Thirst - Ticks down until you drink/enter water. - Player will die or some other feedback enhanced badness after so many seconds of dehydration.
[ ] NOT DONE

Exposure - Ticks down when exposed to sunlight - Slowed or reversed slightly by eating or drinking. - Reset after so many seconds in the shade or after dark. - Player will slowly go blind before dying of over exposure.
[ ] NOT DONE

The idea is that these new mechanics will promote exploration beyond mere treasure hunting or dungeon diving, and give players a sense that the world itself is alive and potentially fatal. Just staying alive can be a fight against the world, and beating the game means beating the world. How's that for epic win? This will also make players think or plan more carefully before entering potentially large caves/dungeons.

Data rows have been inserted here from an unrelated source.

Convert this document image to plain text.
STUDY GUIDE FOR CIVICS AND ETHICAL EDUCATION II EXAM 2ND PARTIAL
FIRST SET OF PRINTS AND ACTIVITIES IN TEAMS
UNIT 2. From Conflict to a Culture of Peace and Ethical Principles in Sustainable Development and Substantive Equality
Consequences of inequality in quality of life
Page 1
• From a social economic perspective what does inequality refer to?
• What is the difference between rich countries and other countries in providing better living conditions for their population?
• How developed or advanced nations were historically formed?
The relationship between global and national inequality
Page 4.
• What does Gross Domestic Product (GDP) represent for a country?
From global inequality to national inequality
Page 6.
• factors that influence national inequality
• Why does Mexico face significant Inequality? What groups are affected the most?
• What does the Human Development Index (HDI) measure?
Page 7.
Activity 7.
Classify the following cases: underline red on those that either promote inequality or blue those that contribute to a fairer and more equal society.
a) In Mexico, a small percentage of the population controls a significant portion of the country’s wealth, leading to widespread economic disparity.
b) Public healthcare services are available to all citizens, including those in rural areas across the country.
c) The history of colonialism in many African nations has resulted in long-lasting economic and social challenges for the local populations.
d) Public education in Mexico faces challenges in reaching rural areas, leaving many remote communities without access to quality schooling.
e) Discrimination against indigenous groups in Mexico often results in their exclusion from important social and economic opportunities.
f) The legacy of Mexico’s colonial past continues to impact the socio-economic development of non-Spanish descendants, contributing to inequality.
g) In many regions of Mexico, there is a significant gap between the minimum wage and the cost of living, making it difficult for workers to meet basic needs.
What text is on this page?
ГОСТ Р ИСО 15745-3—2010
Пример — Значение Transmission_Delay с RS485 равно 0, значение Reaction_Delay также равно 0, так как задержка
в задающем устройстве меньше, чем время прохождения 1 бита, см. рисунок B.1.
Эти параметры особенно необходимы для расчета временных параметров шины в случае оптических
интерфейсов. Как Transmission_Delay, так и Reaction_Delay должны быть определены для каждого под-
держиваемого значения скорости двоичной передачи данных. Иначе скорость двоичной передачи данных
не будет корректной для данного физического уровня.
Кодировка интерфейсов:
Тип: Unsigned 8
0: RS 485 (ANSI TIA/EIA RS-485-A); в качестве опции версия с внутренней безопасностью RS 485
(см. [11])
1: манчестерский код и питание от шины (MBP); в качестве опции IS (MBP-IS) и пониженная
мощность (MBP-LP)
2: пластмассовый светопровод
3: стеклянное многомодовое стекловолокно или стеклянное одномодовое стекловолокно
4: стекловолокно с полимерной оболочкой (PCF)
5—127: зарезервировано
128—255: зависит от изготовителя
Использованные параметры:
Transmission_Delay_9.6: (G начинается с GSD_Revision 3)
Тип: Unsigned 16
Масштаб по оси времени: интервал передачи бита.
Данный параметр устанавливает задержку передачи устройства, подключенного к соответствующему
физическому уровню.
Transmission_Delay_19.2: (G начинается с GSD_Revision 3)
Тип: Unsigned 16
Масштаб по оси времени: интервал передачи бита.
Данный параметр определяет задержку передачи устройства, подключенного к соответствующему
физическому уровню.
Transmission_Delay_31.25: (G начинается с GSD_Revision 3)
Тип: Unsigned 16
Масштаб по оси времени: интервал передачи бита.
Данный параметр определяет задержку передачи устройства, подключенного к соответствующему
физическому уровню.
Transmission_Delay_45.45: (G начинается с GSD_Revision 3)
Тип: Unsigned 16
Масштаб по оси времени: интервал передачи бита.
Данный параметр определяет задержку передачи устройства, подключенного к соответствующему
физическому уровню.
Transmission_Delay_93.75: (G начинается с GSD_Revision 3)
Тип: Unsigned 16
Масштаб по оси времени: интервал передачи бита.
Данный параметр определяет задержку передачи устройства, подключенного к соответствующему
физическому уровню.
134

Scattered about the landscape will be oasis zones (varying in size and style) with plenty of life sustaining resources. Their proximity to caves and dungeons will be tweaked based on feedback, as well as respawn rate of food items. The timers will start fairly slow, I don't want to anybody to rage-quit if they simply cannot find or reach a timer-reset item or area -- within reason.

Once this new scripting is in place, I will switch gears to art once again and build a library of dungeon and cave set pieces that I can quickly snap together in much the same way as such elements in Elder Scrolls Oblivion were handled. I was hesitant of this approach at first because it does lean on the side of lazy, but with the limited time I have to create, I feel extreme focus on a few elements is better than sparse focus on many elements. Given time, the nature of this construction method lends itself well to quick swapping of art for area uniquification.

I've regressed back to a stock build to implement the new timers, and to slowly add in the 3DAAK elements bit-by-bit in an effort to find a nice sweet spot for AI purposes. Once the basics are back in, and aiming works, I will release an alpha build to the public and start taking feedback. I really-really hope this can happen for month 5 or 6!

About the author

Cinematic Designer at Trion, currently working on the MMO side of Defiance.


#1
05/01/2011 (11:35 am)
Funny how that goes - the environment art pieces being modular idea. I'm a fan, and mainly because there is a lot of work in creating a unique piece of art for every little cave, nook and cranny in your world. DDO, WoW and the Elder Scrolls games (since Morrowind anyway) use this extensively, as well as Dragon Age II, and it works well enough. I think that dressing items like rocks and roots or other mood pieces can help to make this approach feel less "cookie cutter" and can give more flexibility, too.

This has been my plan from day one. Certain areas will be unique caverns or buildings, but for the most part they'll be made of modular pieces and dressed up to make them feel more individual. Since my game is intended to be a single and multi-player first person RPG this should not be real bad anyway. I see it as a better use of production time.